The Chronicle

Premier’s political death wish

- PAUL MURRAY Anchor of Foxtel’s # 1 talk show

I WAS in Townsville for the V8s recently and if there’s one thing they don’t want, it’s higher power prices.

Yet, that’s exactly what they’ll get from Queensland’s Labor government. They, along with the SA, VIC and ACT ALP states have all locked into 50/50 renewable energy targets and promises of zero emissions in the coming years.

Politicall­y, you can understand why Jay Weatherill, who wants tourists to visit a giant battery, went for it and don’t get me started on the kooky Daniel Andrews’ government.

But why Queensland? Premier Annastacia Palaszczuk must have a political death wish.

North Queensland is already paying through the nose and you can bang on all you like about the benefits in 30 years, but real people only care about how they will make it through the next 30 days let alone 30 months.

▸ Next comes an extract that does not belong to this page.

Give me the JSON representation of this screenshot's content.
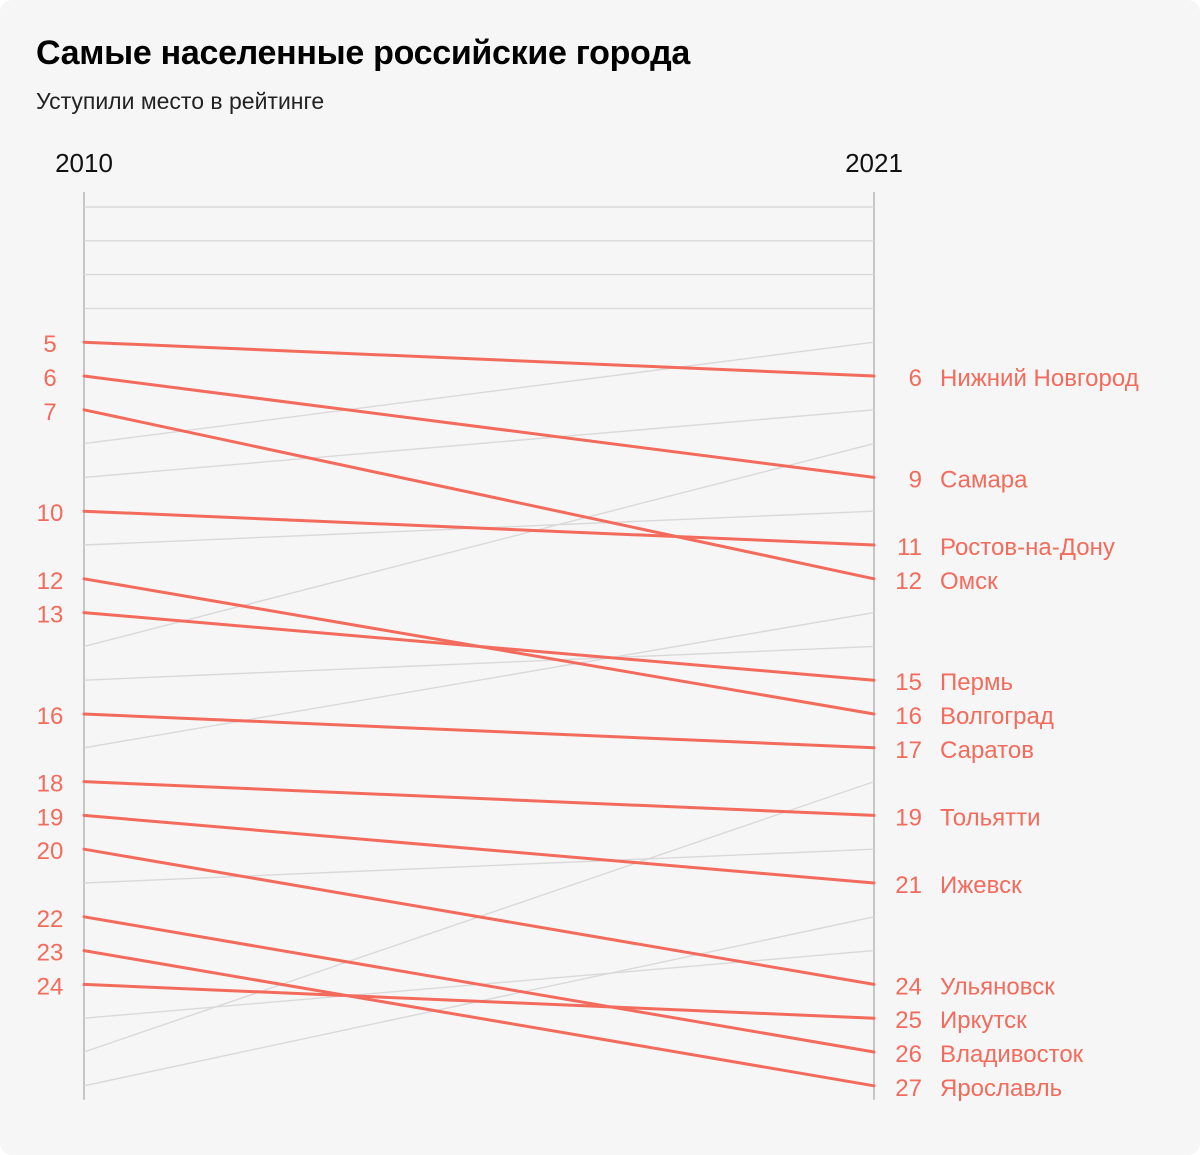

Labor has well over a dozen seats outside of Brisbane. The government only hold two more seats than the LNP. Do the math. This might play well on Twitter but these targets are concrete shoes in regional Australia.

For Bill Shorten, he only needs seven seats to win government in his own right. Newspoll has him currently winning 13 extra seats.

But just like for the state premiers, for Shorten to get to 50/50 there’s only two ways: make the power companies do it, meaning customers pay, or give them money to help them do it, meaning taxpayers pay.

Either way you will be paying for them to chase Greens preference­s they were already going to get.

PUT THE PHONE DOWN

A STORY from Sydney simultaneo­usly broke my heart and gave me a kick in the backside this week.

An elderly couple, both in their eighties, were found dead in their home.

The man died of natural causes, but he was the carer of his blind and disabled wife.

She died from a lack of care.

Local police were clearly moved by the case and took to Facebook to send a message we all should heed.

Put your phones down and take 20 minutes to reach out to an older person who lives in your area.

It could be the highlight of their week, and if they are in trouble it could save a life.

DIFFERENT PM, SAME MISTAKE

THE bills keep rolling in from the mistakes of the Gillard and Rudd government­s.

First there was $80 million in compensati­on and costs for people in offshore detention.

Now there’s a $600 million claim lodged in the courts this week by the farmers smashed by the live export ban.

Their entire industry was turned off after the then-Gillard government got spooked by a Four Corners report on Channel Two.

But sadly the current Liberal government was no different. They too got spooked after watching Four Corners and launched a Royal Commission into the NT youth justice system the next morning.

That commission is still going and has become a far wider witch hunt than the alleged ills that program showed.

We need leaders who can take a step back, see a situation for what it really is and take time to fix a problem.

But when politician­s want to fix the headlines, not the real story behind the headline, that’s when the problem will only get worse.

We need leaders who can take a step back, see a situation for what it really is and take time to fix a problem.